School of Automation, Northwestern Polytechnical University, Xi'an 710129, China.
Institute of Photonics & Photon Technology, Northwest University, Xi'an 710127, China.
Sensors (Basel). 2023 Mar 17;23(6):3229. doi: 10.3390/s23063229.

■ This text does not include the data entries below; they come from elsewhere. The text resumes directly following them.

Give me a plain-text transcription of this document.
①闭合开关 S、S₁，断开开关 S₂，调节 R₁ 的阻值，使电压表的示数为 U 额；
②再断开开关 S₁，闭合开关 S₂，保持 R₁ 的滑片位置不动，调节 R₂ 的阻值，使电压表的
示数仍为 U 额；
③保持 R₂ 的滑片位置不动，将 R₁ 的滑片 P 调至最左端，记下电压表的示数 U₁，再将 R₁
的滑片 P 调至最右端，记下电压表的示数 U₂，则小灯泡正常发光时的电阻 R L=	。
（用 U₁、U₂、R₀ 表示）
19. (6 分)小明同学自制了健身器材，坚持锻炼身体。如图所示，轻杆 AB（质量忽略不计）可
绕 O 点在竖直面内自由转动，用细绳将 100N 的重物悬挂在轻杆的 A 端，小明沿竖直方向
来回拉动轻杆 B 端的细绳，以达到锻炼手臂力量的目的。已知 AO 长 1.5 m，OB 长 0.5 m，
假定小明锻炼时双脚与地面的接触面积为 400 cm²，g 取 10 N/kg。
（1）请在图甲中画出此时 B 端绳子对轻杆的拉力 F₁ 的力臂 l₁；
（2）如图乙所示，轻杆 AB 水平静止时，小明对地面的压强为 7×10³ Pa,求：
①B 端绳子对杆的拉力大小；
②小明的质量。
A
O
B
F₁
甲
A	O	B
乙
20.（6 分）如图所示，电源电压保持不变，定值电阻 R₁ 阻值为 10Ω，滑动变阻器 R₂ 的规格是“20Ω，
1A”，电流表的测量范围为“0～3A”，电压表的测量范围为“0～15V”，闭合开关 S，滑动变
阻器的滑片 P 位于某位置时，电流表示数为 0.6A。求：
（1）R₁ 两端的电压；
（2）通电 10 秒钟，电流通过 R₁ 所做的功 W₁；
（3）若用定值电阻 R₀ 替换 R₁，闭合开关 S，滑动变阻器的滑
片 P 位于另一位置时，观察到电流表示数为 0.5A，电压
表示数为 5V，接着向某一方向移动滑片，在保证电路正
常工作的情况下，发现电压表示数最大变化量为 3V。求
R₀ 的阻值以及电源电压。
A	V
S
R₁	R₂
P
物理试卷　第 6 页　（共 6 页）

In autonomous driving, 3D object detection based on multi-modal data has become an indispensable perceptual approach when facing complex environments around the vehicle. During multi-modal detection, LiDAR and a camera are simultaneously applied for capturing and modeling. However, due to the intrinsic discrepancies between the LiDAR point and camera image, the fusion of the data for object detection encounters a series of problems, which results in most multi-modal detection methods performing worse than LiDAR-only methods. In this investigation, we propose a method named PTA-Det to improve the performance of multi-modal detection. Accompanied by PTA-Det, a Pseudo Point Cloud Generation Network is proposed, which can represent the textural and semantic features of keypoints in the image by pseudo points. Thereafter, through a transformer-based Point Fusion Transition (PFT) module, the features of LiDAR points and pseudo points from an image can be deeply fused under a unified point-based form. The combination of these modules can overcome the main obstacle of cross-modal feature fusion and achieves a complementary and discriminative representation for proposal generation. Extensive experiments on KITTI dataset support the effectiveness of PTA-Det, achieving a mAP (mean average precision) of 77.88% on the car category with relatively few LiDAR input points.
在自动驾驶中,基于多模态数据的 3D 目标检测在面对车辆周围复杂环境时已成为不可或缺的感知方法。在多模态检测中,激光雷达和相机同时被应用于捕捉和建模。然而,由于激光雷达点和相机图像之间存在固有差异,因此在进行目标检测的数据融合时会遇到一系列问题,这导致大多数多模态检测方法的性能不如激光雷达单独使用的方法。在本研究中,我们提出了一种名为 PTA-Det 的方法来提高多模态检测的性能。伴随着 PTA-Det,我们提出了一个伪点云生成网络,该网络可以通过伪点来表示图像中关键点的纹理和语义特征。然后,通过基于转换器的点融合转换(PFT)模块,可以在统一的基于点的形式下,对来自图像的激光雷达点和伪点特征进行深度融合。这些模块的组合可以克服跨模态特征融合的主要障碍,并为提案生成提供互补和有区别的表示。在 KITTI 数据集上的大量实验支持了 PTA-Det 的有效性,在相对较少的激光雷达输入点的情况下,汽车类别上的 mAP(平均精度)达到了 77.88%。